The interplay of the vineyards and the winemaking has given the Qvinterra Riesling trocken 2023 a lightly smoky aspect to its rich, citrus-led aromas and flavours, all wrapped up in a creamy roundness with just 12% alcohol. There’s also a slight but attractive quality that I can only describe as herbal-fumy (much nicer than it sounds), typical of Riesling fermented with ambient yeasts rather than inoculated with cultured yeasts. The richness is perfectly balanced by the freshness and vitality. (Total acidity is 7 g/l and residual sugar an imperceptible 3 g/l.)
The Qvinterra Riesling trocken 2022 comes from a drier vintage than the 2023 but, as Spanier-Gillot explained, they have been practising dry farming since 2005, ‘for example with straw covering our vineyards to protect the vines from evaporation and erosion’, so the vines are better able to cope with dry years.

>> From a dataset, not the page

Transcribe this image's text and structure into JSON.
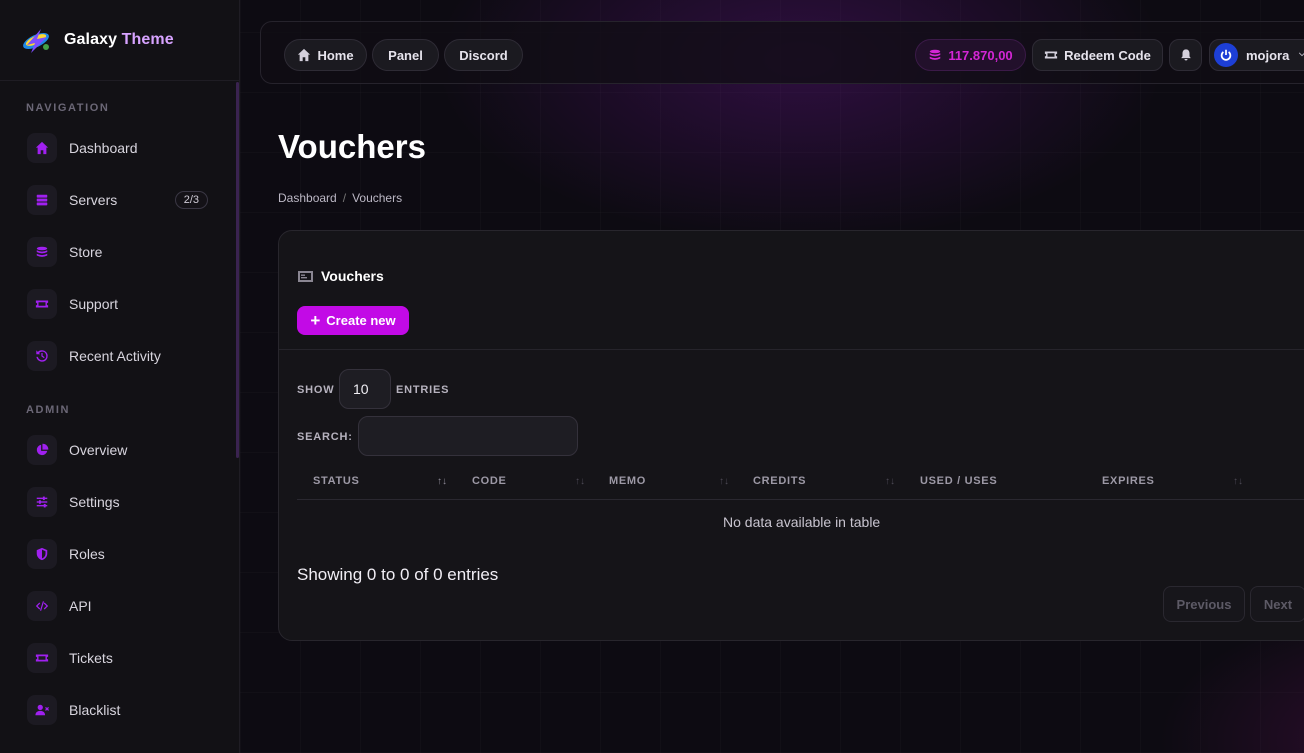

The 2022 has all the intensity, freshness and personality of the 2023 as well as the first signs of evolution, developing in bottle in a way that only Riesling can, with a slightly more intense herbal-fumy note plus a touch of spice and an impression of lime and cedarwood. It fills the mouth with broad but crisp and layered citrus flavours even with the same modest alcohol as the 2022.
The two vintages were made in exactly the same way: hand-harvested, whole-bunch pressing (which is gentler than destemming and crushing the grapes before pressing), fermentation with ambient yeasts, half in stainless-steel tanks and half in large wooden casks (containing 2,400 litres, known as a Doppelstück in German). The wines stay in these vessels on the lees until bottling in spring the year after harvest, which contributes to the wines’ slightly chewy texture and overall roundness and sense of generosity. (Total acidity is slightly higher in 2022 at 7.5 g/l and the residual sugar marginally lower at 2.5 g/l.)
As impressive as the quality is the price of Qvinterra, particularly for a wine you can enjoy now or keep for a good five years if you want the full experience of mature Riesling flavours.
According to Spanier-Gillot in an interview with the VDP, Qvinterra is the wine she would choose to introduce wine lovers to her wines. (They make both a dry and an off-dry version.) Unlike some so-called ‘estate wines’ (Gutsweine in German), this has terrific concentration of flavour: depth, freshness and a lingering aftertaste. It’s also smartly packaged in a traditional tall bottle but sealed with an efficient and less traditional screwcap.
The 2022 is imported into the US by The German Wine Collection (the 2023 will follow soon) and the 2023 into the UK by Howard Ripley and Justerini & Brooks. It is available directly from Howard Ripley by the single bottle (£14.58) or per case of 6 (£87.48).
One or other vintage is available in many other parts of the world, including Germany, Italy, Spain, Switzerland, Denmark, Australia and Czechia.